Colorado estimates there are 114,000 residents and staff in long-term care facilities and 331,000 health care workers included in the first two phases, but doesn’t know yet how many people are in all the other categories.

Bret Miles, head of the Colorado Association of School Executives, said he was glad to see teachers in Phase 2 and hopes that within that, educators will receive priority.

“We’ve been working so hard to stay open and serve all those roles that schools provide,” he said. “Getting a teacher vaccinated checks so many boxes. It’s good for the teacher. It’s good for the students and parents. It’s good for their elderly relative. It’s good for businesses.”

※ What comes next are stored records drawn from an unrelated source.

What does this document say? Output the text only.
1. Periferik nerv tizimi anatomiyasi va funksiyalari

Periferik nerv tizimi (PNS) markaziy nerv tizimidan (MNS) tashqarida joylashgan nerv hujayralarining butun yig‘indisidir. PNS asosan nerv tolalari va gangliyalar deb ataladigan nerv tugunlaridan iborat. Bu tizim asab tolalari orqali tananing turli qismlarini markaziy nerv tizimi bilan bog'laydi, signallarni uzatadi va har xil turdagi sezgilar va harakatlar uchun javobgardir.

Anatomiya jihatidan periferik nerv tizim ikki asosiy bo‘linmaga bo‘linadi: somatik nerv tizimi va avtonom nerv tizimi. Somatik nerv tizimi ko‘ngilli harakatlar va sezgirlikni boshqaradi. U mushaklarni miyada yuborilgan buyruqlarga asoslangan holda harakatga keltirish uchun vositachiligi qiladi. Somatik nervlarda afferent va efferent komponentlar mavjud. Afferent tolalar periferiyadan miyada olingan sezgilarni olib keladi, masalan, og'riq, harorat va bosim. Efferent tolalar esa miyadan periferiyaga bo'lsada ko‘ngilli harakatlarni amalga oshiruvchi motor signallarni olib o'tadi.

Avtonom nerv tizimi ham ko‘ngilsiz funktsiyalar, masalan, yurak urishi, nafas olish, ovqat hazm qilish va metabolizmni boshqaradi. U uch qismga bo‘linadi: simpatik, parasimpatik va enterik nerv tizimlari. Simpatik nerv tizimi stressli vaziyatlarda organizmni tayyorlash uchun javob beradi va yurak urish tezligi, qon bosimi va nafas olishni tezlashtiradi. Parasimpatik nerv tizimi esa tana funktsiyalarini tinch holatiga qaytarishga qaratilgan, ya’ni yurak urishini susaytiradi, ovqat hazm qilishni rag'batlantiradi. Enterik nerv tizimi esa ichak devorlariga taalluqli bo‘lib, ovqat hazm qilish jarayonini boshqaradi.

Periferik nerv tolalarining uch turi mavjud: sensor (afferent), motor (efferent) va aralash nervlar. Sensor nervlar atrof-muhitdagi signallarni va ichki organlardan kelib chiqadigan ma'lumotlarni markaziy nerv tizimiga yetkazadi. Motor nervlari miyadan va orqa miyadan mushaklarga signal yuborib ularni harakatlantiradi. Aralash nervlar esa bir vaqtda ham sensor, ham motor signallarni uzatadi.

He also hoped that vaccination would give teachers and school administrators some relief from quarantine requirements that have created significant staffing challenges. While he expects some teachers and school staff won’t trust the vaccine, others will get peace of mind.

But the long timeline for vaccine rollout seems to make it unlikely that inoculation will play a major role in getting students back to school this school year, especially because it requires two doses a month apart.

“I’m an advocate for our educators to be in Phase 1, up there with our critical workers,” said Tom Gonzales, director of Larimer County Public Health and a member of the state task force charged with getting students back in school.

“Given the critical nature of what our educators provide, we do believe educators should be prioritized,” said Amie Baca-Oehlert, president of the Colorado Education Association, the state’s largest teachers union. “Especially if we want to prioritize in-person learning, the vaccine is a crucial component.”